Microstructure and durability properties of lightweight and high-performance sustainable cement-based composites with rice husk ash

Sustainable solutions are investigated to reduce the environmental damage caused by greenhouse gases and CO2 emissions. Cement is a construction material responsible for greenhouse gases and CO2 emissions. Thus, CO2 emissions are reduced by using replacement materials such as rice husk ash instead of cement. This study investigated the durability and mechanical properties of lightweight and high-performance, sustainable cement-based composites. A foaming agent was used to reduce the unit weight of the mixtures. Also, pumice powder (PP) and rice husk ash (RHA) were used to improve cement-based composites' durability and mechanical properties. The density of mixtures varies between 1666 and 2205 kg/m(3). The early age strength of the mixes using 12.5% RHA has increased. The mixtures' compressive strength (91 days) with 25% RHA and 50% PP was 46.6 MPa. As the PP content of mixes increased, drying shrinkage values increased. Expansions decrease as the initial compressive strength increases in mixtures exposed to sulfate. As RHA and PP's ratio increased, weight loss decreased in mixes exposed to HCl, while weight loss increased in mixes exposed to H2SO4. It was determined that the content of CH(OH)(2) is important in mixes exposed to HCl and impermeability is important in mixes exposed to H2SO4. It has been observed that the initial compressive strength is also important in mixes exposed to the freeze-thaw effect.
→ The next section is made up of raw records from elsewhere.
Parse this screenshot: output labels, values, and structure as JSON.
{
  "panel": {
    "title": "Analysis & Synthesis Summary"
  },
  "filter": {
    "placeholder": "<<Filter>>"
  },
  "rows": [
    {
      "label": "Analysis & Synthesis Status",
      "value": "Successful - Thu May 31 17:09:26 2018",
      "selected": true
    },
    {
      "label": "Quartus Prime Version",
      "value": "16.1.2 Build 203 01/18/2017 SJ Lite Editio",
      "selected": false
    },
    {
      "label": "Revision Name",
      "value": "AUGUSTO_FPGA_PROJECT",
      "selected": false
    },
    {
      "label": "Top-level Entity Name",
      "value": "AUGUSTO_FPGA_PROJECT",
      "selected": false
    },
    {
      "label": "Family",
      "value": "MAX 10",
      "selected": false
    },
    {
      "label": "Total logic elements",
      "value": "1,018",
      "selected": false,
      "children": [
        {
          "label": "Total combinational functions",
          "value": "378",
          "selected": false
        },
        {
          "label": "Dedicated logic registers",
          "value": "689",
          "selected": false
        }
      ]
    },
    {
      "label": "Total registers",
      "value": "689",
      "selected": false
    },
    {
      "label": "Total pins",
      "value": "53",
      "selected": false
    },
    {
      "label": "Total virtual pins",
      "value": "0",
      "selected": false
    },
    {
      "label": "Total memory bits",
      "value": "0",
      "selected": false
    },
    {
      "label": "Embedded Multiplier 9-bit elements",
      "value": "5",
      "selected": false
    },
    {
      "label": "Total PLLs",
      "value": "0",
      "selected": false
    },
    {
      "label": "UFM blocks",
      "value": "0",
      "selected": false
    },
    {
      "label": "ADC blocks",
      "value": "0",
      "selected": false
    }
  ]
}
As the foam content of the mixes increased, the compressive strength decreased, while the drying shrinkage increased. As a result, using up to 25% RHA has increased the performance of cement-based composites.

Automated summary

Sustainable solutions to decrease environmental damage caused by greenhouse gases and CO2 emissions are explored in this study, with a focus on using alternative materials such as rice husk ash. The research investigates the durability and mechanical properties of lightweight, high-performance cement-based composites, finding that specific mix ratios significantly impact the performance of the composites. By utilizing up to 25% RHA, the performance of cement-based composites can be enhanced.